Milk’s Oscar-winning screenwriter Dustin Lance Black told The Observer that he was opposed to President Obama’s recent declaration of support for same-sex marriage. “Well, because I think marriage is between a man and a woman, I was incredibly upset,” Mr. Black said, biting a nail. He was joking, though in a quiet, grave tone–the premiere for his directorial debut, Virginia (starring Jennifer Connelly and out this Friday) had been the night before, and he was the worse for wear.
Mr. Black, whose career has included biopics of two of the most prominent queer politicians in history (the openly gay Harvey Milk, the closeted psychosexual morass of J. Edgar Hoover), said that he’d long believed Mr. Obama would come out in favor of gay marriage. In fact, the screenwriter had tried to force the issue. “I had two weeks earlier put a piece in the Hollywood Reporter saying that gay people might consider not supporting the president in the re-election campaign if he didn’t come out in favor. And I hit Romney hard in a way he deserved to be hit hard for his horrific stances on LGBT issues. And I said ‘we can’t be taken for granted anymore, we can’t vote for a less bad candidate.’

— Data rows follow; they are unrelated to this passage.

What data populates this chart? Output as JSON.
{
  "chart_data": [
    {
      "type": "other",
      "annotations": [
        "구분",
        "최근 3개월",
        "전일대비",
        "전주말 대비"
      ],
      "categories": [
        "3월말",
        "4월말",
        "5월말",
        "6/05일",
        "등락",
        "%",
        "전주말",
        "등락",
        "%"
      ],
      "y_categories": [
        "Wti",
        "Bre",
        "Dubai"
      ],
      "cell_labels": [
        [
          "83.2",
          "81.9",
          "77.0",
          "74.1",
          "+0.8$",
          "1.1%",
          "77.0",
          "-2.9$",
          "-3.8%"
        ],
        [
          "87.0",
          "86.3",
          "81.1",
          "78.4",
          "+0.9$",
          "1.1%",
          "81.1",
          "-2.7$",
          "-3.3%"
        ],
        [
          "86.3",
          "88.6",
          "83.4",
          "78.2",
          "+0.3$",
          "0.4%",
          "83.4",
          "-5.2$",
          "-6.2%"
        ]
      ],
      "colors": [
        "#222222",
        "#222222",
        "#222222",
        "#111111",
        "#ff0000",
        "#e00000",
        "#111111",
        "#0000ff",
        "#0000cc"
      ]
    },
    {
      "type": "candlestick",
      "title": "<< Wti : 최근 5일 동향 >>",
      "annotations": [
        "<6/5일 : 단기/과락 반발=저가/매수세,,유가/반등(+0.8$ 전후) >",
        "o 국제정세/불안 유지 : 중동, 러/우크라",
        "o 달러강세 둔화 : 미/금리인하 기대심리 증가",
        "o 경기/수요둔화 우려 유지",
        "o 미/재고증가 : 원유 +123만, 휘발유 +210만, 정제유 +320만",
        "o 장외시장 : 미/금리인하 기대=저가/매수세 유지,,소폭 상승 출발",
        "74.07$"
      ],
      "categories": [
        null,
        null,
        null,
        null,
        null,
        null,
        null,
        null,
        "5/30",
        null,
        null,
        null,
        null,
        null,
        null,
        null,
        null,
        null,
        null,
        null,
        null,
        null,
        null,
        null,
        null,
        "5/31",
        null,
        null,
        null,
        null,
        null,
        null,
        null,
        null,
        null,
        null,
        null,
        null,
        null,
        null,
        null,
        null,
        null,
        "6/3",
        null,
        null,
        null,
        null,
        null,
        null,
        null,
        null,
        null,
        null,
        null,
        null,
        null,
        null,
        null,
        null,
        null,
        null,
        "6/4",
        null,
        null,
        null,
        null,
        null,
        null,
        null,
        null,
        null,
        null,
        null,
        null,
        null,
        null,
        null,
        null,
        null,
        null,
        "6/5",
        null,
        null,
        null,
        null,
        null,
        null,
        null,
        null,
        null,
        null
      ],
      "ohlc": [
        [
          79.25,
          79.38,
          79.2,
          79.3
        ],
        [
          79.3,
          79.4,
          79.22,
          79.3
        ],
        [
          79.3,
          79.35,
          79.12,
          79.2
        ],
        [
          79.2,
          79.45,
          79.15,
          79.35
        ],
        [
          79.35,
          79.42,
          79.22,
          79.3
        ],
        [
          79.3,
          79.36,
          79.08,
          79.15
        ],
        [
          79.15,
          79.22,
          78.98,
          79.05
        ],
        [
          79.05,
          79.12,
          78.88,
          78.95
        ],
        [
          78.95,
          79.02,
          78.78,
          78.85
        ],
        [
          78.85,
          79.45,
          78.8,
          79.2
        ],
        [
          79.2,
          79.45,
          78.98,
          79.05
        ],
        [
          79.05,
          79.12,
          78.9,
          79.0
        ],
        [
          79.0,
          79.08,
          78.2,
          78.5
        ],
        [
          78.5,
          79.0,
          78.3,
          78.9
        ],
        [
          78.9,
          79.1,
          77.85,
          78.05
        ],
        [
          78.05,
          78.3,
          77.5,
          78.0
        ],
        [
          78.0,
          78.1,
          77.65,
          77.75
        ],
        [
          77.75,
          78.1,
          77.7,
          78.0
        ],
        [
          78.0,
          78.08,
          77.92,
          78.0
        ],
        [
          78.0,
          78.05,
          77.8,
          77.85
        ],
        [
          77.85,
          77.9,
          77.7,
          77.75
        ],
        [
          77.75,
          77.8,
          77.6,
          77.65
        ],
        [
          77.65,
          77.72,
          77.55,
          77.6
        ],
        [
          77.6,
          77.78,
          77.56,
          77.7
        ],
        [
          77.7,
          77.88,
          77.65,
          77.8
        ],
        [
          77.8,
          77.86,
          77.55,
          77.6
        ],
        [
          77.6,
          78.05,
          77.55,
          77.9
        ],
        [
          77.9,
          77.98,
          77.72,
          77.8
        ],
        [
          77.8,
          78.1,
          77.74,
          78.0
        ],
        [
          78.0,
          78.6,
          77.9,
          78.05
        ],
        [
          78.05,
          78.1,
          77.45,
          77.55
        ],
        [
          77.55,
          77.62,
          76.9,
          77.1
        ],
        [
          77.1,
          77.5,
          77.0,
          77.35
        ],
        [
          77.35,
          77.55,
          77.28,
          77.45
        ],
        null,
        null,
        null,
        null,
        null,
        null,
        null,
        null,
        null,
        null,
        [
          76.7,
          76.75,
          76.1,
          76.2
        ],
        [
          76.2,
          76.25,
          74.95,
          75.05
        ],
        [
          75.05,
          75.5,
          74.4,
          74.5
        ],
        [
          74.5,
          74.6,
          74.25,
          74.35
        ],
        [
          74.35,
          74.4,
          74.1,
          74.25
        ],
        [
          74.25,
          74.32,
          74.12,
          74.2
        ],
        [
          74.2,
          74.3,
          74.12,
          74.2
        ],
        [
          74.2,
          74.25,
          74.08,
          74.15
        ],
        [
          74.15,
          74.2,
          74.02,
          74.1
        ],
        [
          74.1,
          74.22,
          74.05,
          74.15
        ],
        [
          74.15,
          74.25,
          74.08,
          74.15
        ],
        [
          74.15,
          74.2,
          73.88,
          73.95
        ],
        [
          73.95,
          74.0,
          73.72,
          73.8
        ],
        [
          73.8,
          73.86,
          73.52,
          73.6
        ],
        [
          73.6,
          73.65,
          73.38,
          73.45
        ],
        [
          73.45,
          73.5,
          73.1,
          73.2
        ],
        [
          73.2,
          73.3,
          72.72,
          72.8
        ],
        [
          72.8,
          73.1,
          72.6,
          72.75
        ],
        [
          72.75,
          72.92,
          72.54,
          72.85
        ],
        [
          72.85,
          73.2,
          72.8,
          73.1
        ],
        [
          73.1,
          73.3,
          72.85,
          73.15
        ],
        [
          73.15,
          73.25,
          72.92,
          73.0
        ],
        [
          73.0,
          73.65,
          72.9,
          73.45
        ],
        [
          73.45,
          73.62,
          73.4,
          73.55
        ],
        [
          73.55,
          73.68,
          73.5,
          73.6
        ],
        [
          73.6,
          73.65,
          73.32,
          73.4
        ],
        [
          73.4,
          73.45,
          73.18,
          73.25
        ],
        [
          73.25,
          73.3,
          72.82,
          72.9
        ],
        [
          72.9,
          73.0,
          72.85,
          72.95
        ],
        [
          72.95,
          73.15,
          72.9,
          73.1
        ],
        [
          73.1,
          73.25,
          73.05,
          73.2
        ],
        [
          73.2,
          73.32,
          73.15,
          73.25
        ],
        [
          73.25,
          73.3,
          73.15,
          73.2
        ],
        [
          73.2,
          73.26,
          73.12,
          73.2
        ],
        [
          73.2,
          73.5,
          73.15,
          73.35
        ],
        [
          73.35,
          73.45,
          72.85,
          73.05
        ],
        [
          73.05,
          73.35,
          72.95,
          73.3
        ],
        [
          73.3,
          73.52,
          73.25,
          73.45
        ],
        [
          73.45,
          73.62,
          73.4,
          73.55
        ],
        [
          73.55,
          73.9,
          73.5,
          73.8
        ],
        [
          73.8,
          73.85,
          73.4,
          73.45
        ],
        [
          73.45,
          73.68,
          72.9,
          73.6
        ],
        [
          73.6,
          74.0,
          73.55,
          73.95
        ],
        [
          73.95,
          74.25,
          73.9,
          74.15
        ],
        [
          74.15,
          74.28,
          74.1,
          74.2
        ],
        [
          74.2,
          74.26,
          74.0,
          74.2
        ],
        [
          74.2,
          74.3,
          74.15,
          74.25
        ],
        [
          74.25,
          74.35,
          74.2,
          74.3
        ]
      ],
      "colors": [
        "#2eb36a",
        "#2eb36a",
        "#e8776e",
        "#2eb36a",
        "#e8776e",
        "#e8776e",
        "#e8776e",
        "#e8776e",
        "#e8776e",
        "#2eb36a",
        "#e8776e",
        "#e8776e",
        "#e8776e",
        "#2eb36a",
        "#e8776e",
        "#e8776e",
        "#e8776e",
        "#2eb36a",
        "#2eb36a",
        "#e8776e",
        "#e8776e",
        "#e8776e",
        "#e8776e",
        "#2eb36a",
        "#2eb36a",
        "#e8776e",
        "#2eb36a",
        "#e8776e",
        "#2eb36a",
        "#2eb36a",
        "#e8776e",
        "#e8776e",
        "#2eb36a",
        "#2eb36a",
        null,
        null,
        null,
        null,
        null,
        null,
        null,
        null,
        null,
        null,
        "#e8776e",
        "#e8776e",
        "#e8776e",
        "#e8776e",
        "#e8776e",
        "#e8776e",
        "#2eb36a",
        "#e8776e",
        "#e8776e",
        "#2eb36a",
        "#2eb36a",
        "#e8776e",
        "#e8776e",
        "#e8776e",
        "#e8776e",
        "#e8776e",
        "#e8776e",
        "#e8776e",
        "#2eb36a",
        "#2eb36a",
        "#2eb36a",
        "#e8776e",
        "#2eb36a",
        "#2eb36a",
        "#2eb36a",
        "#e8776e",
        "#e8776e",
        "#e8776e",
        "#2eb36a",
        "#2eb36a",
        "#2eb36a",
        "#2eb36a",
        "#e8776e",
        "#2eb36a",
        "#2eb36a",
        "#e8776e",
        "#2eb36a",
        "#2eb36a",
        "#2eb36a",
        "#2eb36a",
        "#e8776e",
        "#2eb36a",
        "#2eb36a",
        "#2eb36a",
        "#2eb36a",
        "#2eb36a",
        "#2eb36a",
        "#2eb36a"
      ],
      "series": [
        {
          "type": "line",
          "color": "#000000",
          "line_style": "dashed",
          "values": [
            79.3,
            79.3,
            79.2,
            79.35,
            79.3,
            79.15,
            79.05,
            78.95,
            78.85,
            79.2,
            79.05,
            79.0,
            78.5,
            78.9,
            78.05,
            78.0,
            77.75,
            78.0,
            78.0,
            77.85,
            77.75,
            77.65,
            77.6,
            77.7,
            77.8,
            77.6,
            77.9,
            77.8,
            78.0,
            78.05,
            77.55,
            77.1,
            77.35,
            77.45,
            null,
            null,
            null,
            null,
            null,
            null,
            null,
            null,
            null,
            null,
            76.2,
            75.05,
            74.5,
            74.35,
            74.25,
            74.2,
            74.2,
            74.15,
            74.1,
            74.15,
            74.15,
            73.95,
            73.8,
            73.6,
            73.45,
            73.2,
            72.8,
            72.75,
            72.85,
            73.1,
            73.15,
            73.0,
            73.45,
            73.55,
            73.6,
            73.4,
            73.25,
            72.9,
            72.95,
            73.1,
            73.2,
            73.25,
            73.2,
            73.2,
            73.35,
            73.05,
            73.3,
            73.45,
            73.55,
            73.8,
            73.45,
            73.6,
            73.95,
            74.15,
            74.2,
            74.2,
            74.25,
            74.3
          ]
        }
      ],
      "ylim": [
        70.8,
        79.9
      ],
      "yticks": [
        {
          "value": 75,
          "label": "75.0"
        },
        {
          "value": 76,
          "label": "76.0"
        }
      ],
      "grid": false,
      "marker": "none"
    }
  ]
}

“And I took a lot of heat and I got beaten up for that, and I said, ‘It’s a hypothetical! I’m saying ‘If, then! If he doesn’t, then we might consider…’ You gotta ask for what you want in this world. And they were like, ‘He’ll never do it, it’s not a hypothetical.’ But he might do it!”
Mr. Black is now at work on a film adaptation of 8, about the legal struggle over Proposition 8 in California. The film’s to be directed by Rob Reiner. “It’s that Mormon thing,” said Mr. Black, who was raised in the Church of Latter-Day Saints and whose new film deals with life among Southern Mormons. “I’m industrious. Ambitious. I’m like the gay Mitt Romney… That’s a terrible thing to say.”
We mentioned that Virginia was less overtly political than Milk or J. Edgar, and asked if Mr. Black agreed with Godard’s belief that all film is political. “I agree with Godard and I agree with Oprah Winfrey. People are always asking ‘would you run for public office?’ And she says ‘I have so much more influence here.’ We get to tell human stories that have to do with human issues. At our best, we’re telling stories that have to do with problems in our country right now.”
Besides, he joked, we might have missed the point of the film altogether. ““Virginia is a real politician, she’s a gay man dressed as a woman. I thought of this as a sequel to Milk!”